Nigel Klaasen, the 2022 Western Cape Prestige Agri-Award winner, enjoyed a market access capacity building tour to the Netherlands and attended Fruit Logistica in Berlin, Germany earlier this year.
The visit formed part of his first prize in the annual prestigious farmworker competition. He was accompanied by four fruit farmers, Andreas Klaase, Belinda Williams, Debrah Theunissen, and Liza Ambraal.
Besides visits to farms in The Netherlands, the group also visited Fruit Logistica in Berlin, Germany. Fruit
Logistica is an international trade fair that covers all sectors of the fresh produce business, and showcases the latest innovations, trends, products, and services across the entire fresh produce value chain.
“It made me realise how competitive the global fresh produce value chain is,” said Nigel. “I also learnt the significance of improving market share by keeping up with the latest trends and technology.”
He explains: “International commerce in fresh produce is conducted in the world’s most important commercial and communication arena, which is called Fruit Logistica.
“Every year, trade visitors and exhibitors from 86 different countries attend the event with the goal of realising their full commercial potential and writing their own success narrative. It addresses every facet of the fresh produce industry and gives a comprehensive account of the most recent advancements in technology, merchandise, and services available at each stage of the global distribution network. It provides an excellent opportunity for networking and contact-making with the most influential decision-makers in every sector of the industry.”
It was the first time Nigel had ever been to an exhibition of such a magnitude. “It left a significant impression on me when I discovered that everything that was on display at the exhibition was connected to agriculture in some way.
“Everything, including the tools, the technology, the food, the fruit, and the dairy, originated on a farm. Because of this, I now have a better understanding of how essential the agriculture industry is, given that it is responsible for putting food on people’s tables.”
He learned a lot from the experience. “One of the most important factors is that South Africa is falling behind the rest of the world in terms of technological advancement. It is imperative that we acquire the knowledge necessary to figure out how to apply the technology that is already at our disposal in a manner that is compatible with our natural surroundings, our topography, and our climate, and that the results would improve crop yields.
“The possibilities that I have seen, as well as the concepts that South African farmers may put into action in order to advance their industry, were absolutely wonderful.”
He believes the knowledge he has acquired can be used to make some adjustments to the processes that are already in place to enhance the quality of the products.

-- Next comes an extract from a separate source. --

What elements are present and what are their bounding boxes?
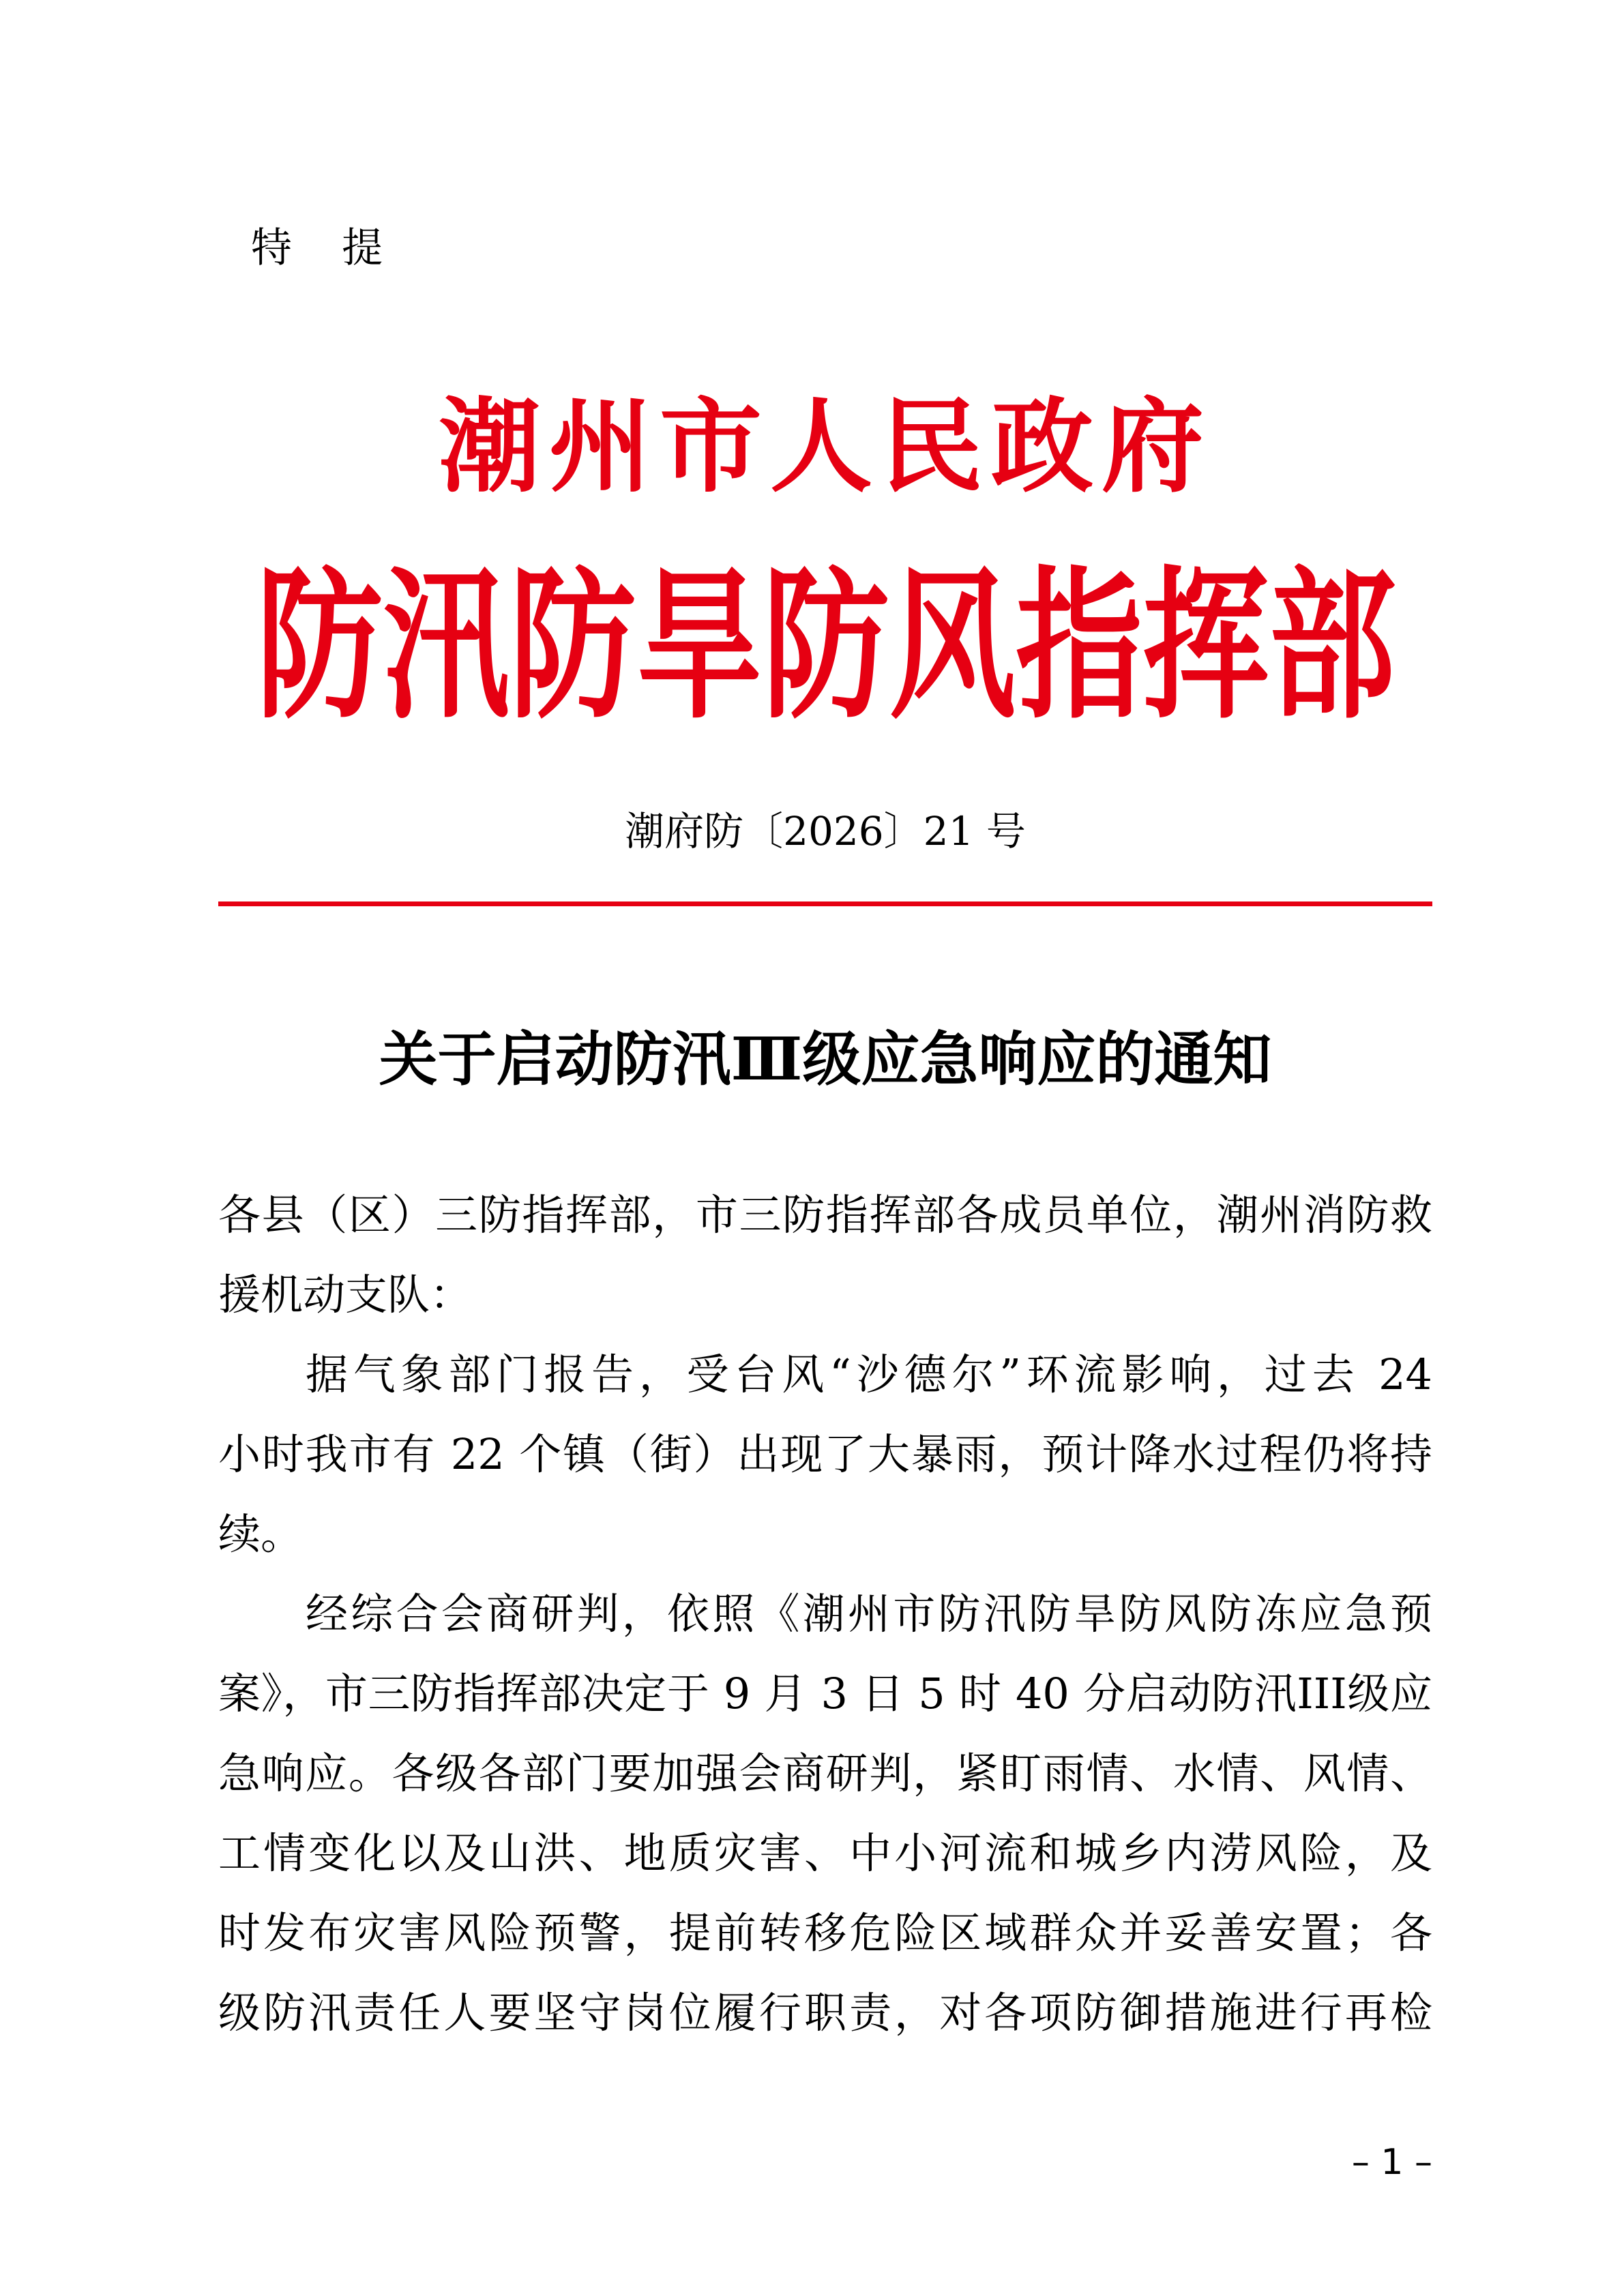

Also, how to adapt to the changing climate and which systems need to be put in place, for example, how to best protect the fruit from sun damage.
“I intend to incorporate everything that I have learned into my day-to-day activities, as even minor modifications can have a significant effect.”
He now regards farming as an art form. “I had no idea how huge the globe is or how much influence South Africa has not only on a regional level but also internationally.”
Fruit Logistica was also an amazing opportunity to see how differently other farmers do things. “It was an
eye-opening experience to view the entire supply chain, beginning at the port and continuing through the transit of produce until it was finally displayed on the shelves of the stores. Seeing our own products on the shelves was a fantastic experience!”
Historical trade relations
Londiwe Thabethe, Manager of Agricultural Economic Services at the Western Cape Department of Agriculture, said that Fruit Logistica provides an excellent platform to showcase all aspects of the value chain, initiate business deals, and make contacts worldwide.
“South Africa and Europe have strong historical trade relations, with South Africa gaining market access to the European Union through the European Union Southern African Development Community Economic Partnership Agreement (EU-SADC EPA),” she said.
The SADC EPA is a development focussed trade agreement. It offers more market access because 96% of South African products can be exported to Europe duty and quota-free. In comparison, 3% are subject to a tariff reduction. “Fruit Logistica supports the Western Cape Department of Agriculture’s goal to improve market access for all farmers.”
Warriors of hope
Western Cape Minister of Agriculture Dr Ivan Meyer described Nigel and the four smallholder farmers as ‘warriors of hope’.
“They inspire the sector,” he said. “They are hard-working and resourceful. They exemplify the reliance needed to enhance the Western Cape’s business competitiveness, investment, growth, job preservation, job creation, and maintaining and growing export opportunities.
“The Western Cape is South Africa’s leading exporter of primary agricultural products. The study tour cements our commitment to export growth and job creation in the Western Cape as it unlocks further opportunities for Western Cape farmers,” concluded Dr Meyer.